The “Haunted Hospitals” team is trying to push for more diverse stories for Season 4’s 10-episode run.
Tobin Long, an associate producer for the first three seasons, admitted the need for Canadian and stories of the uncanny in medical facilities that come from diverse backgrounds during a December phone conversation.
“We’re trying to make a really big push to get more diversity because the paranormal world is a middle-aged white dude world,” Long said. “And we’re trying to expand on that to show it’s way more diverse than that.”
The team will gather stories for the coming season ahead of their February production date. Twenty-four to 30 stories will be required to round out the season.
Long said they are close to their goal.
“We’ve got more women so far this season lined up and within that, we’ve got some diverse voices and cultures,” he said, adding they have stories from Filipino and First Nations witnesses.
In previous seasons the team has gathered eyewitness accounts from the United Kingdom and Puerto Rico, but unfortunately, due to the pandemic, they won’t be able to travel off the continent.
“England’s always been the one place we’ve always wanted more stories from and it’s hard to pull stories from there for some reason,” Long said. “You know, the British love their ghosts. But in Season 3, they had to cancel some of the shoots there because of COVID.”
All of the stories, including two from Canada, will be situated in North America, and subject matter experts Chris Brewer, Richard Estep and Morgan Knudsen are expected to return to share their takes on the uncanny.
Knudsen admitted that it might be a little more challenging to find Canadian stories given the pandemic has exacerbated an already limited medical staff. But the diversity of stories that she has come across has been fulfilling.
“Every single culture experiences it. It’s a universal phenomenon. It isn’t something that is isolated to the West, or Europeans,” she said, during a December phone conversation. “So that always plays a role and it changes our state of expectation as well.
“It always goes through a filter with people and what I’ve learned, just because it seems like legend or lore to us, doesn’t mean that whatever hasn’t happened.”
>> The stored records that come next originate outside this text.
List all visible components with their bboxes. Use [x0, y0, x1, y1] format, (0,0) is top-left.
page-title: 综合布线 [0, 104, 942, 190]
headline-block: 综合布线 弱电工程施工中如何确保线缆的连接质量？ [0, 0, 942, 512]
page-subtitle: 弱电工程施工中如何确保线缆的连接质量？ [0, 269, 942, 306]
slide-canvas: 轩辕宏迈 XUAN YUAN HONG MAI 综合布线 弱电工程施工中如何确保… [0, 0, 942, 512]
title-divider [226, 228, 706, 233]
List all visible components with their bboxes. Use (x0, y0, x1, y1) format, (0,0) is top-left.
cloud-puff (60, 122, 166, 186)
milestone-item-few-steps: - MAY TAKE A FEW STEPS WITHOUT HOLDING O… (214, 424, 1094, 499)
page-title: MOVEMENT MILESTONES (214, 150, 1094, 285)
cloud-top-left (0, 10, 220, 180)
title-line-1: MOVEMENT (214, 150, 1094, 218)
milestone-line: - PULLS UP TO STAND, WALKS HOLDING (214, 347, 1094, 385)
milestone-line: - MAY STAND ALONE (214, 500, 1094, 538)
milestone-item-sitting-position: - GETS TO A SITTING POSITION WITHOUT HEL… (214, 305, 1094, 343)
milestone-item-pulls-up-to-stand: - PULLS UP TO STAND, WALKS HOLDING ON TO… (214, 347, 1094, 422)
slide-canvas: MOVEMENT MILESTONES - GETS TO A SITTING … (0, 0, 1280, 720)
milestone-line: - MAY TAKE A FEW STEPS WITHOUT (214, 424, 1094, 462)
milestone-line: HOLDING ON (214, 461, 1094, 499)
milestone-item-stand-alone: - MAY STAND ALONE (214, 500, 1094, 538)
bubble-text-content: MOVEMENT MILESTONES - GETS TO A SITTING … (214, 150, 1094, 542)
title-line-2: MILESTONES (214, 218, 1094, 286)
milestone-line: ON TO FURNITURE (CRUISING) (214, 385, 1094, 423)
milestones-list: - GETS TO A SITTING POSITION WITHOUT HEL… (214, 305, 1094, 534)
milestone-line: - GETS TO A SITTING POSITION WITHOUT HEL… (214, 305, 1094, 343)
Knudsen quoted folklorist and Utah State University professor Dr. Lynne McNeill, who recently appeared on her podcast Supernatural Circumstances.
“She said, ‘Legend can be true, it can be false, but it is always right.’ I’ll never forget it,” Knudsen recalled. “You have to get to the roots of what the phenomenon is and the filters people see it through.”
Estep adds his experience as a paramedic to the show and has also contributed stories. His books The World’s Most Haunted Hospitals and The Haunting of Asylum 49: Chilling Tales of Aggressive Spirits, Phantom Doctors and the Secret of Room 666 centre on allegedly haunted medical facilities; the latter on a Salt Lake City, Utah haunt.
Estep said he has enjoyed the diverse range of stories and experiences that have come across his desk while preparing for the show, but admitted not all stories in hospitals are about trauma.
“Babies are being born and new families being made,” he wrote in a December email. “Humour in the face of adversity is something one finds in every place of healing.
“For all the darkness that’s showcased on the show, I like to think there’s an equal amount of light to even it out.”